En règle générale, un ratio LTM/CAC d’au moins 3 indique une acquisition saine et de la marge pour scaler. En dessous de 1, chaque client acquis vous fait perdre de l’argent. Un ratio très élevé n’est pas toujours bon signe non plus : il peut révéler une sous-acquisition, donc une croissance laissée sur la table.
Quelle différence entre la LTV et la LTM ?
La LTV est le chiffre d’affaires total qu’un client génère sur sa durée de vie. La LTM (marge à vie) en retire le coût des produits vendus pour ne garder que la marge réelle. Piloter son acquisition à la LTM évite l’illusion d’optique de la LTV, qui peut paraître élevée alors que la marge réelle est faible.
Comment calculer le CAC maximum que je peux me permettre ?
Votre CAC maximum rentable est égal à votre marge à vie client (LTM). Tant que votre coût d’acquisition reste sous votre LTM, chaque client est rentable. Cet outil calcule cette LTM à partir de votre panier moyen, du nombre de commandes par client et de votre marge brute, puis en déduit votre plafond de CAC.
Pourquoi piloter à la marge plutôt qu’au ROAS ?
Le ROAS mesure le chiffre d’affaires généré par euro de publicité, mais ignore le coût des produits et de l’acquisition. Un même ROAS peut être rentable ou ruineux selon votre marge. La marge à vie client intègre tous les coûts et donne le vrai seuil de rentabilité, ce que le ROAS seul ne fait jamais.

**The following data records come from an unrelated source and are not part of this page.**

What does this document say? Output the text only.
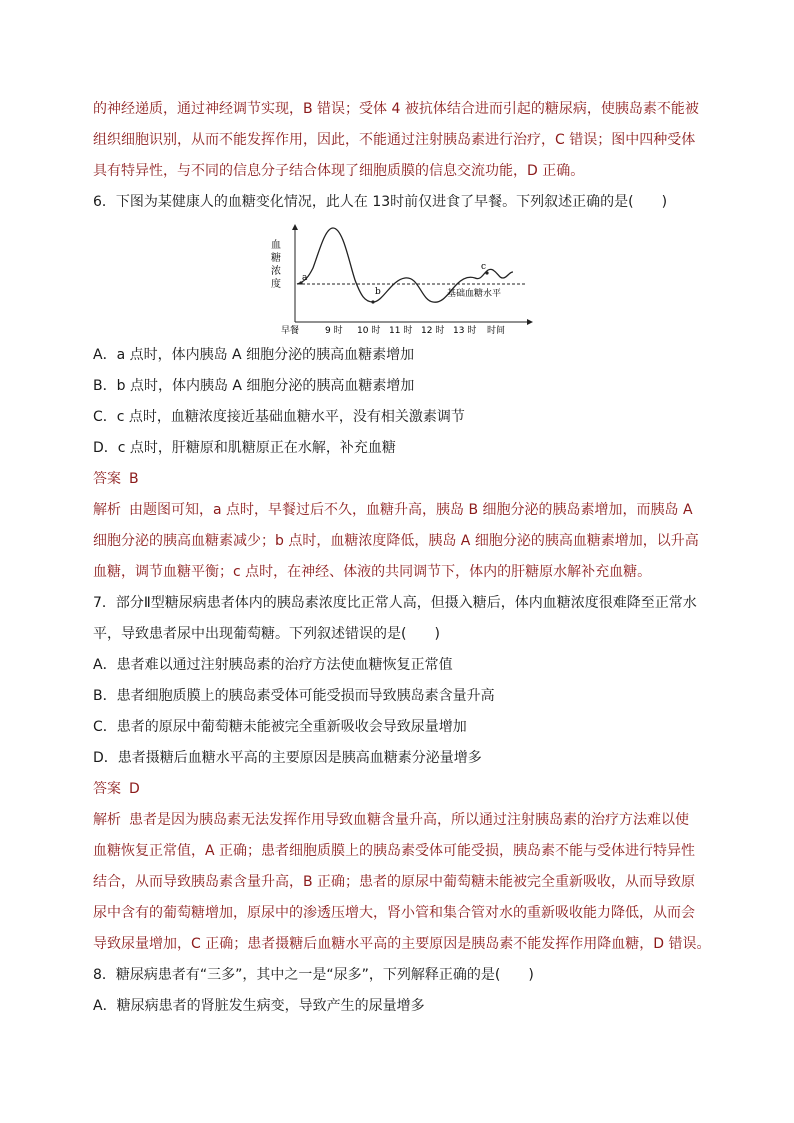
的神经递质，通过神经调节实现，B 错误；受体 4 被抗体结合进而引起的糖尿病，使胰岛素不能被
组织细胞识别，从而不能发挥作用，因此，不能通过注射胰岛素进行治疗，C 错误；图中四种受体
具有特异性，与不同的信息分子结合体现了细胞质膜的信息交流功能，D 正确。
6．下图为某健康人的血糖变化情况，此人在 13时前仅进食了早餐。下列叙述正确的是(　　)
a
b
c
血
糖
浓
度
基础血糖水平
早餐	9 时 10 时 11 时 12 时 13 时 时间
A．a 点时，体内胰岛 A 细胞分泌的胰高血糖素增加
B．b 点时，体内胰岛 A 细胞分泌的胰高血糖素增加
C．c 点时，血糖浓度接近基础血糖水平，没有相关激素调节
D．c 点时，肝糖原和肌糖原正在水解，补充血糖
答案 B
解析 由题图可知，a 点时，早餐过后不久，血糖升高，胰岛 B 细胞分泌的胰岛素增加，而胰岛 A
细胞分泌的胰高血糖素减少；b 点时，血糖浓度降低，胰岛 A 细胞分泌的胰高血糖素增加，以升高
血糖，调节血糖平衡；c 点时，在神经、体液的共同调节下，体内的肝糖原水解补充血糖。
7．部分Ⅱ型糖尿病患者体内的胰岛素浓度比正常人高，但摄入糖后，体内血糖浓度很难降至正常水
平，导致患者尿中出现葡萄糖。下列叙述错误的是(　　)
A．患者难以通过注射胰岛素的治疗方法使血糖恢复正常值
B．患者细胞质膜上的胰岛素受体可能受损而导致胰岛素含量升高
C．患者的原尿中葡萄糖未能被完全重新吸收会导致尿量增加
D．患者摄糖后血糖水平高的主要原因是胰高血糖素分泌量增多
答案 D
解析 患者是因为胰岛素无法发挥作用导致血糖含量升高，所以通过注射胰岛素的治疗方法难以使
血糖恢复正常值，A 正确；患者细胞质膜上的胰岛素受体可能受损，胰岛素不能与受体进行特异性
结合，从而导致胰岛素含量升高，B 正确；患者的原尿中葡萄糖未能被完全重新吸收，从而导致原
尿中含有的葡萄糖增加，原尿中的渗透压增大，肾小管和集合管对水的重新吸收能力降低，从而会
导致尿量增加，C 正确；患者摄糖后血糖水平高的主要原因是胰岛素不能发挥作用降血糖，D 错误。
8．糖尿病患者有“三多”，其中之一是“尿多”，下列解释正确的是(　　)
A．糖尿病患者的肾脏发生病变，导致产生的尿量增多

Comment calculer la rentabilité d’un client e-commerce ?
Vous prenez son panier moyen, multiplié par le nombre de commandes sur sa durée de vie, multiplié par votre marge brute : cela donne sa marge à vie. Vous comparez ensuite cette marge à votre coût d’acquisition. Si la marge dépasse le coût d’acquisition, le client est rentable. C’est exactement ce que calcule cet outil.
Cet outil convient-il aux abonnements et au B2B ?
Oui, le principe reste valable : il suffit d’adapter le nombre de commandes à votre fréquence d’achat ou à la durée moyenne d’abonnement. Le calcul de la marge à vie comparée au coût d’acquisition s’applique à tout modèle où un client achète plus d’une fois.